For local regulators, the announcement that Time Warner Cable and Comcast Corp. will devour bankrupt Adelphia Communications Corp. is generating more uncertainty than answers.
Officials say they are not sad to see Adelphia, along with its empty pockets — and promises — go. But they fear the bankruptcy court overseeing the merger may trump their local authority.
They also feel bigger isn't necessarily better when it comes to a new local system owner. Comcast is already known for throwing its weight around the negotiating table, some regulators said, adding to concern that the deal-making process will become even more time-consuming and expensive with an even bigger MSO at the bargaining table.
And critics of media consolidation swear they will do all in their power to fend off the merger.
Fridley, Minn., stands as an example of the immediate problems that could rise from the deal. The Minneapolis suburb has been unsuccessful negotiating a new franchise with Time Warner.
The community preliminarily declined to refranchise the operator. Fridley was in the process of notifying Time Warner it would launch the formal phase of the refranchise proceedings when the Adelphia deal, and its related system swaps impacting the Minneapolis area, were announced.
“Who do they talk to now? Whose financials do you look at? The city has no desire to waste time or money,” said attorney Brian Grogan, the city's consultant.
The announcement is also bringing long simmering contract disputes to a head. Once the deal was announced, the city of Minneapolis filed suit in Hennepin County Court, seeking a declaration of its rights to collect franchise fees on cable-modem service. The city also believes Time Warner has failed to live up to its obligations to dedicate a portion of system capacity for municipal use.
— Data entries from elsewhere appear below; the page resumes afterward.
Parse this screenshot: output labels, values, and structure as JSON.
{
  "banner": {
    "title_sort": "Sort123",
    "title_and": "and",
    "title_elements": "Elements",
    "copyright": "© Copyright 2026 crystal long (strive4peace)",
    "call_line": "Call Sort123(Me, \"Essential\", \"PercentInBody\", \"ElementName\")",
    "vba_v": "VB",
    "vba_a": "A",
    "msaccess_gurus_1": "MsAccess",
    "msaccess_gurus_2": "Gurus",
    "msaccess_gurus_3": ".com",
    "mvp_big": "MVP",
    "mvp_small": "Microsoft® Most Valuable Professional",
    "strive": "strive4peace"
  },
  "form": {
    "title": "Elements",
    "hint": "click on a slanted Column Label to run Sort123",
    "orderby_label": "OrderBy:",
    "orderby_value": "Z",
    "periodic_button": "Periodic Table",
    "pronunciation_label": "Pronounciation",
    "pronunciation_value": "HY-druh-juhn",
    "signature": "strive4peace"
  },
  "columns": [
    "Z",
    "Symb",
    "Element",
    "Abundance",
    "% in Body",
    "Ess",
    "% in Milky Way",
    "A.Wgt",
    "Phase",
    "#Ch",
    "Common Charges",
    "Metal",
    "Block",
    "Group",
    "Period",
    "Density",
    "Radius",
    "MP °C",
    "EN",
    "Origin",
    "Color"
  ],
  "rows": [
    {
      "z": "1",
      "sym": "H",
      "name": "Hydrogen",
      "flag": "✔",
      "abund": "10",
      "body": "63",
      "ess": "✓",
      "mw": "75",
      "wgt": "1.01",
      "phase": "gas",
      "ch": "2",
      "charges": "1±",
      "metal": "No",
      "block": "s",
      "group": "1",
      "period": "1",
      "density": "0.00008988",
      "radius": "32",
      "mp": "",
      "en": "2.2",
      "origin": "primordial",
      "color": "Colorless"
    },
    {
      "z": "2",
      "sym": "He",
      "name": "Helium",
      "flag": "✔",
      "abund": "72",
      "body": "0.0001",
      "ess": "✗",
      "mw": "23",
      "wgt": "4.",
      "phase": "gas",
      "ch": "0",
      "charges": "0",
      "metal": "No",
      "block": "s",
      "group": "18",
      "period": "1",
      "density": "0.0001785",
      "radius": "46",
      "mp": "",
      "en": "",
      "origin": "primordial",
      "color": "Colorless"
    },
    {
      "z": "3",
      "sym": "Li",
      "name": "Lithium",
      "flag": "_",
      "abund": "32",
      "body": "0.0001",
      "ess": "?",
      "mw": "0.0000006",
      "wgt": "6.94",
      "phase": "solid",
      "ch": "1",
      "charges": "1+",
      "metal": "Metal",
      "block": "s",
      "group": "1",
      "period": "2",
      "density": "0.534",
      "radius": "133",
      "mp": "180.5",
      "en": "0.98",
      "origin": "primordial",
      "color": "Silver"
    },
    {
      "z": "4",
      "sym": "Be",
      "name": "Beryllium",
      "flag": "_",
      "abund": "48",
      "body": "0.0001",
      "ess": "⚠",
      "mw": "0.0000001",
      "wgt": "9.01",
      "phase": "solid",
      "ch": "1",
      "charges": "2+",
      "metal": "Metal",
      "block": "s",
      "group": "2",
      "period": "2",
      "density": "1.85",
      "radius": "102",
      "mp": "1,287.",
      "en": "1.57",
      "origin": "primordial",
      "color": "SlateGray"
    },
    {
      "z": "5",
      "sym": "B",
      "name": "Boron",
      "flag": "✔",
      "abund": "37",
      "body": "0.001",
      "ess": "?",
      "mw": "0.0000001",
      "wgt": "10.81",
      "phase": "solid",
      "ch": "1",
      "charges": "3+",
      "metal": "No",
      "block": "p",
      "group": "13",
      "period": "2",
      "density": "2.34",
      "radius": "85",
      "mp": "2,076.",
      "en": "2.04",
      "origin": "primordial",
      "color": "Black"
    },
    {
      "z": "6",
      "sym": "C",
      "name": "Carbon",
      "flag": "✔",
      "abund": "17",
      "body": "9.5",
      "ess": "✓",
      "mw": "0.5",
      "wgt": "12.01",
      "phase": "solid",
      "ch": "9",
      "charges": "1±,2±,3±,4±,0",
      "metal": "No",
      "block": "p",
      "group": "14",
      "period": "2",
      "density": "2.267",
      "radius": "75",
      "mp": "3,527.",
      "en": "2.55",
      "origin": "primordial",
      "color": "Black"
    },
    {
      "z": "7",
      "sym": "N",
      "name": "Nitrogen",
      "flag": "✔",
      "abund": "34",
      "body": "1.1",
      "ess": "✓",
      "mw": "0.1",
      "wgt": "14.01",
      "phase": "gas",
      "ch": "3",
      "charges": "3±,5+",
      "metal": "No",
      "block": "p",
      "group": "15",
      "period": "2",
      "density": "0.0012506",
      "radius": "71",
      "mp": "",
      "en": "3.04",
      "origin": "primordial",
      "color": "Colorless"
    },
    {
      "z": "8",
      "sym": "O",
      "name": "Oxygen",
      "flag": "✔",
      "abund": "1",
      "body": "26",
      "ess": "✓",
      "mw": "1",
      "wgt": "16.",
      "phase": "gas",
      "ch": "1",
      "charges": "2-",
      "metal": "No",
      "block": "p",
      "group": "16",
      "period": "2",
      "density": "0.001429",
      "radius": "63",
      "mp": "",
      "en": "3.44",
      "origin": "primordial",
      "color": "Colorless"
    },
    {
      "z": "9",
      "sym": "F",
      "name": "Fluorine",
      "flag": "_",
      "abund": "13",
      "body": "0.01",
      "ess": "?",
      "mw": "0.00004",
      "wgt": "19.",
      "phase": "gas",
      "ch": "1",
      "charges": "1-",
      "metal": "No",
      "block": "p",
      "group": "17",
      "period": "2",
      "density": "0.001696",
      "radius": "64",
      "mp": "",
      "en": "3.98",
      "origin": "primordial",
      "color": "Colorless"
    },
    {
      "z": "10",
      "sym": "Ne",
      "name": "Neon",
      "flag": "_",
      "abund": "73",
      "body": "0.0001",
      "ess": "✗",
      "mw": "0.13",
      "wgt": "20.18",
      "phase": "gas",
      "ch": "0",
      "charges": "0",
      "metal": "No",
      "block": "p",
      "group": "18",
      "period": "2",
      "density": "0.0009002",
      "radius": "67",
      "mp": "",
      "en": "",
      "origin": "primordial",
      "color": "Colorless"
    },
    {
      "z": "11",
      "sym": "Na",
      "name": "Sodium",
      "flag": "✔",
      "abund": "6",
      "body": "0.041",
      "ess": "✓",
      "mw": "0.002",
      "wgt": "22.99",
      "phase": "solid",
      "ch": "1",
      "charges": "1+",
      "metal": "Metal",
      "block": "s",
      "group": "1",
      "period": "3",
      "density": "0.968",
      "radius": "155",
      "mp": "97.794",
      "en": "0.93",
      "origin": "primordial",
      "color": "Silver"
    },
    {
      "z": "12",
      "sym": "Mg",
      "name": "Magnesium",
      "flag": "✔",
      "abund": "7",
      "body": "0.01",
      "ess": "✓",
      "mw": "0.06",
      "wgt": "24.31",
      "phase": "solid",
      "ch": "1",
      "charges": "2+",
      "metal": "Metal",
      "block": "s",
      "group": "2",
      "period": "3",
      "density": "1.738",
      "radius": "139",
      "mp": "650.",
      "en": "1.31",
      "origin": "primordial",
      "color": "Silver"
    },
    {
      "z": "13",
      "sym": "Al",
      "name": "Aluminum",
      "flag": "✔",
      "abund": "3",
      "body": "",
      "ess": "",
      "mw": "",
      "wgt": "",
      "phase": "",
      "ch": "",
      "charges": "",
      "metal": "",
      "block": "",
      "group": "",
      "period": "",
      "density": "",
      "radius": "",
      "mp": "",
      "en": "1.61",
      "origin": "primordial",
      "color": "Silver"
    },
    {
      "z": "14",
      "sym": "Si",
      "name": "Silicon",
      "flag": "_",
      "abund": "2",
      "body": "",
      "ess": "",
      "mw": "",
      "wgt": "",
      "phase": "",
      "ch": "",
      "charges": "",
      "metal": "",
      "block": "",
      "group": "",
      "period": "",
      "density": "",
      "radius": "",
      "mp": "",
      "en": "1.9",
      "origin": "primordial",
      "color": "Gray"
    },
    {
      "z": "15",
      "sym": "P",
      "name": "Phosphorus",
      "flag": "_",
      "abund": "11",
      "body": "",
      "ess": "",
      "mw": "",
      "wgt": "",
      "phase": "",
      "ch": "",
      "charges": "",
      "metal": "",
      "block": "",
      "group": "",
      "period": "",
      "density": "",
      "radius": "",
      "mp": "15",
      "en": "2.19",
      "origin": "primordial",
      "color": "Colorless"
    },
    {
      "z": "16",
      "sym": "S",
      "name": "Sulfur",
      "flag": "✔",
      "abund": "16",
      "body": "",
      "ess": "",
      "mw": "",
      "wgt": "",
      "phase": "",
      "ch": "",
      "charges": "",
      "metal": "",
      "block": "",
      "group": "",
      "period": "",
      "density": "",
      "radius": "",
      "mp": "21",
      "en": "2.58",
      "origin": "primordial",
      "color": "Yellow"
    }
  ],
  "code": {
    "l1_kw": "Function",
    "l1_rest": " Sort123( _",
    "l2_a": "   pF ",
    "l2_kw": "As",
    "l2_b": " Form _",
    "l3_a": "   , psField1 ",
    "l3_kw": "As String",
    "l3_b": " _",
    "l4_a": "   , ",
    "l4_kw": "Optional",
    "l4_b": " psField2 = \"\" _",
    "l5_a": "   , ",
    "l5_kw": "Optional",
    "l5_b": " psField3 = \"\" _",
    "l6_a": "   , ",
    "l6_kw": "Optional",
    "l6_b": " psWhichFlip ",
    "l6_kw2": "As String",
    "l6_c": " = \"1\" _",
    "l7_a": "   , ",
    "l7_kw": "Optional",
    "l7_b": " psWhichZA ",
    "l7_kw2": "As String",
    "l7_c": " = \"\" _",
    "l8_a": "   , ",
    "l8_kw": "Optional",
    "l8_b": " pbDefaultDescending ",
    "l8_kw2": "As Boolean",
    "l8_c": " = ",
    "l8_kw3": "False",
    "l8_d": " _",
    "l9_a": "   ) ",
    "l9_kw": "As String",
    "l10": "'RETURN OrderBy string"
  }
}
Time Warner Cable declined to comment on the pending litigation. Cities, including Chicago, have challenged operators to pay fees on data based on local franchise language but have failed to convince the courts of their arguments. The Brand X case before the U.S. Supreme Court is anticipated to generate the definitive word on fees applied to data products.
Legal observers note that bankruptcy courts have wide-ranging power (one attorney said they are “second only to God”) but the attorneys predicted the court liquidating Adelphia would acknowledge the authority of the federal Cable Act and let stand the local franchise terms and conditions.
Frank Zerunyan, a bankruptcy attorney who represents Los Angeles County and a number of Adelphia cities, noted that not only does federal law guide franchises, but also most local terms are supported by city ordinances that set the contract terms into city code.
“From a practical standpoint, I doubt the bankruptcy court will force local officials to do something contrary to local contracts,” he said.
The only likely option for Adelphia, he opined, is to accept or reject the franchises, known in bankruptcy law as “executory contracts.” However, he noted that it might be in the interest of the company, in markets where it has operated under adverse contract terms, or in communities where its systems have been very unprofitable, to reject the contracts in those rare locations.
In addition to concerns about local agreements, regulators said national implications of the deal also cause consternation. They question whether the system shuffles will actually keep Comcast under the federally mandated 30% cap on market share.